OBRA 1993: What Taxpayers Can Expect in 1994
Special Report No. 26
Executive Summary The federal government estimates that the tax increases in the Omnibus Budget Reconciliation Act of 1993 (OBRA ’93) will raise about $35 billion in 1994. The government estimates that the Act will impose a $268 billion tax burden on the American public over the 1994-1998 budget cycle.
The estimated additional 1994 total tax burden corresponds to a per-family average of $298. As advertised by the Clinton administration, the individual income tax provisions target most heavily taxpayers in the upper end of the income scale. However, about 46 percent of all taxpayers will pay higher individual income taxes as a result of OBRA ’93.

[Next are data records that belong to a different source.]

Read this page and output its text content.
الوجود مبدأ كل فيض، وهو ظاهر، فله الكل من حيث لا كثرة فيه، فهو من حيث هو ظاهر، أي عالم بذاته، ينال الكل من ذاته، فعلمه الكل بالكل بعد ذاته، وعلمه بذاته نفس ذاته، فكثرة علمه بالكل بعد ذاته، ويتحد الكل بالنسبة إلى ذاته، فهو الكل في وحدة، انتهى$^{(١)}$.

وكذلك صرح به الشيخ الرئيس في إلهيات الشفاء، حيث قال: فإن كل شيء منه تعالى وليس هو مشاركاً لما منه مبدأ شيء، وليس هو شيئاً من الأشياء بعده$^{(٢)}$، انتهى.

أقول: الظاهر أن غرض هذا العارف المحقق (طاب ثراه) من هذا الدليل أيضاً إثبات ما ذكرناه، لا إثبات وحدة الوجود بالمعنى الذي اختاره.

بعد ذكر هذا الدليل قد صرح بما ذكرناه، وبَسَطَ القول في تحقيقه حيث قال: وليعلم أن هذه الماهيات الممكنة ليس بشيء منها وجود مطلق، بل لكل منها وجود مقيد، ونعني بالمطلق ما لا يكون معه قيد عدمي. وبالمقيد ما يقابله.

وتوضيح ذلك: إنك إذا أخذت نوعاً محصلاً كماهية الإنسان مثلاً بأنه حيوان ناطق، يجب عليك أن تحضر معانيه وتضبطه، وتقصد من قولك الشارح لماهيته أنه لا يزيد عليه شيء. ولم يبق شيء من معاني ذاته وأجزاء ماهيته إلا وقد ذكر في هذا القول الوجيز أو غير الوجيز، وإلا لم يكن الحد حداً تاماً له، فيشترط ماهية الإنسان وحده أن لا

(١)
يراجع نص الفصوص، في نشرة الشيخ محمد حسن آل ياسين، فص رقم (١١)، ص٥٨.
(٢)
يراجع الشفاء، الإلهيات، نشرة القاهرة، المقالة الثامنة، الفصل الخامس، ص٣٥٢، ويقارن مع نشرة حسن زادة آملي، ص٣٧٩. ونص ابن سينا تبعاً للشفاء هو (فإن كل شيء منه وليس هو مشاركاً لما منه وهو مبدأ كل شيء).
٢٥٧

The provisions in OBRA’93 that pertain to the taxation of Social Security benefits account for all of the individual income tax increases for taxpayers with under $115,000 in annual income. The key provision increased from 50 percent to 85 percent the amount of Social Security benefits subject to taxation.
The distribution of the overall OBRA’93 tax increases are more evenly distributed across income classes than the individual income tax provisions alone. The 4.3 cent per gallon gas tax increase, which took effect October 1, accounts for most of the projected revenue from the lower income groups.
The lower income groups can also expect to bear indirectly a large portion of the tax increases affecting business. As businesses attempt to absorb the higher cost of taxation, this burden will come in the form of reduced employment opportunities, slower wage growth, or slower growth in retirement plans and pensions. The distribution of the business tax provisions assumes the income from wages and investments bear the additional tax burden equally.